Adrian Nalați

Personal information
- Date of birth: 21 May 1983 (age 42)
- Place of birth: Bistrița, România
- Height: 1.81 m (5 ft 11 in)
- Position: Midfielder

Youth career
- Gloria Bistriţa

Senior career*
- Years: Team / Apps / (Gls)
- 1998–2001: Gloria Bistrița / 3 / (0)
- 2001–2003: Arezzo / 9 / (0)
- 2003: → Perugia (loan) / 0 / (0)
- 2004: Isernia / 5 / (0)
- 2004–2008: Gloria Bistrița / 74 / (5)
- 2008–2010: Pandurii Târgu Jiu / 8 / (1)
- 2008–2009: → Gloria Bistrița (loan) / 26 / (1)
- 2010–2011: Gloria Bistrița / 18 / (1)
- 2011–2013: Politehnica Iași / 19 / (0)
- 2013–2015: Gloria Bistriţa / 16 / (0)
- 2015–2016: Unirea Dej
- 2016: FC Bistrița / 9 / (3)
- 2017: Unirea Dej / 19 / (0)
- 2018: Dumitra
- 2018–2022: Gloria Bistrița / 70 / (13)
- 2022-2023: C.S. Silvicutorul Maieru / 0 / (3)
- Total:  / 276 / (24)

= Adrian Nalați =

Romanian footballer

Adrian Nalaţi (born 21 May 1983) is a Romanian former professional football player who played as a midfielder for clubs such as ACF Gloria Bistrița, Arezzo, Politehnica Iași, Unirea Dej or Gloria Bistrița-Năsăud, among others.
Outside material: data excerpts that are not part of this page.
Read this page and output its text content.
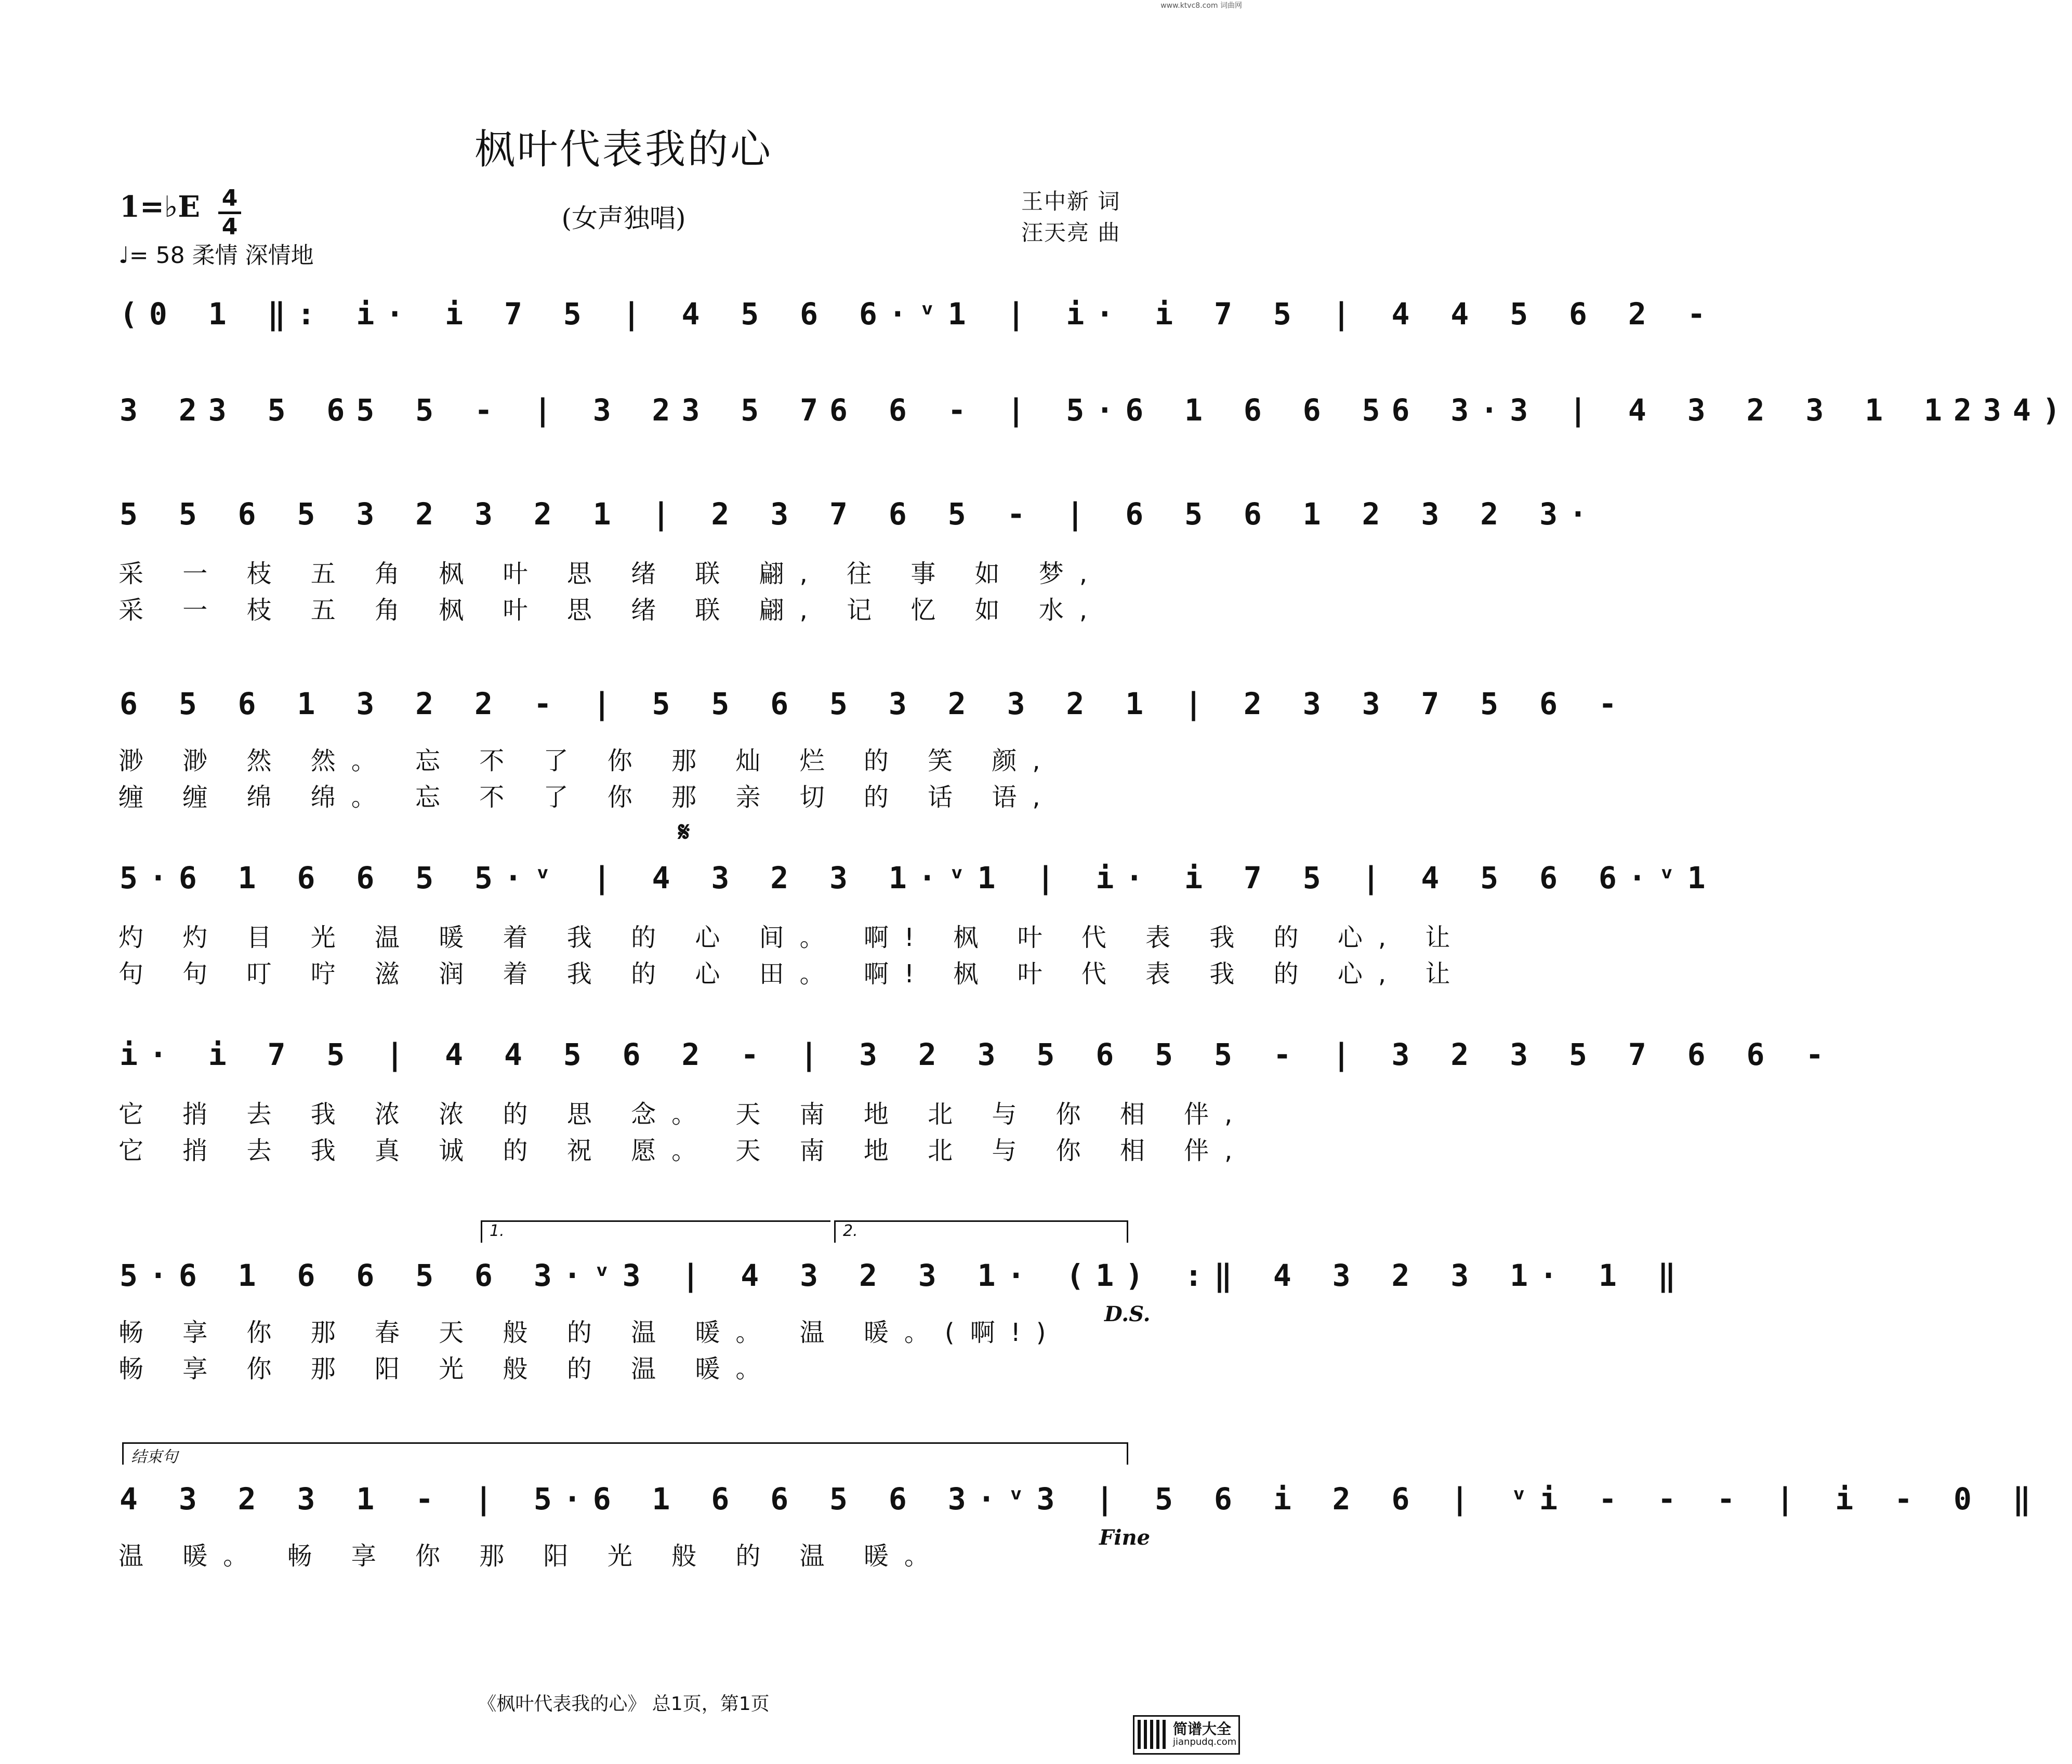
www.ktvc8.com 词曲网
枫叶代表我的心
(女声独唱)
王中新 词
汪天亮 曲
1=♭E 4
4
♩= 58 柔情 深情地
(0 1 ‖: i· i 7 5 | 4 5 6 6·ᵛ1 | i· i 7 5 | 4 4 5 6 2 -
3 23 5 65 5 - | 3 23 5 76 6 - | 5·6 1 6 6 56 3·3 | 4 3 2 3 1 1234)
5 5 6 5 3 2 3 2 1 | 2 3 7 6 5 - | 6 5 6 1 2 3 2 3·
采 一 枝 五 角 枫 叶 思 绪 联 翩, 往 事 如 梦,
采 一 枝 五 角 枫 叶 思 绪 联 翩, 记 忆 如 水,
6 5 6 1 3 2 2 - | 5 5 6 5 3 2 3 2 1 | 2 3 3 7 5 6 -
渺 渺 然 然。 忘 不 了 你 那 灿 烂 的 笑 颜,
缠 缠 绵 绵。 忘 不 了 你 那 亲 切 的 话 语,
𝄋
5·6 1 6 6 5 5·ᵛ | 4 3 2 3 1·ᵛ1 | i· i 7 5 | 4 5 6 6·ᵛ1
灼 灼 目 光 温 暖 着 我 的 心 间。 啊! 枫 叶 代 表 我 的 心, 让
句 句 叮 咛 滋 润 着 我 的 心 田。 啊! 枫 叶 代 表 我 的 心, 让
i· i 7 5 | 4 4 5 6 2 - | 3 2 3 5 6 5 5 - | 3 2 3 5 7 6 6 -
它 捎 去 我 浓 浓 的 思 念。 天 南 地 北 与 你 相 伴,
它 捎 去 我 真 诚 的 祝 愿。 天 南 地 北 与 你 相 伴,
1.	2.
5·6 1 6 6 5 6 3·ᵛ3 | 4 3 2 3 1· (1) :‖ 4 3 2 3 1· 1 ‖
畅 享 你 那 春 天 般 的 温 暖。 温 暖。(啊!)
畅 享 你 那 阳 光 般 的 温 暖。
D.S.
结束句
4 3 2 3 1 - | 5·6 1 6 6 5 6 3·ᵛ3 | 5 6 i 2 6 | ᵛi - - - | i - 0 ‖
温 暖。 畅 享 你 那 阳 光 般 的 温 暖。
Fine
《枫叶代表我的心》 总1页，第1页
简谱大全
jianpudq.com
== Early life and youth career ==
On May 21, 1983, Adrian Nalati was born in Romania. He had an obsession for football from an early age, and by when he was a teenager, he was an integral part of the youth team at ACF Gloria Bistrița, one of the largest football clubs in his native nation. He got picked for the senior squad due to his potential and his young achievements.

== Career in Professional ACF Gloria Bistrița ==
Nalaţ got his midfield debut at ACF Gloria Bistrița, where he began his senior career. Several teams in Romania and abroad took attention of him due to his performances at the club.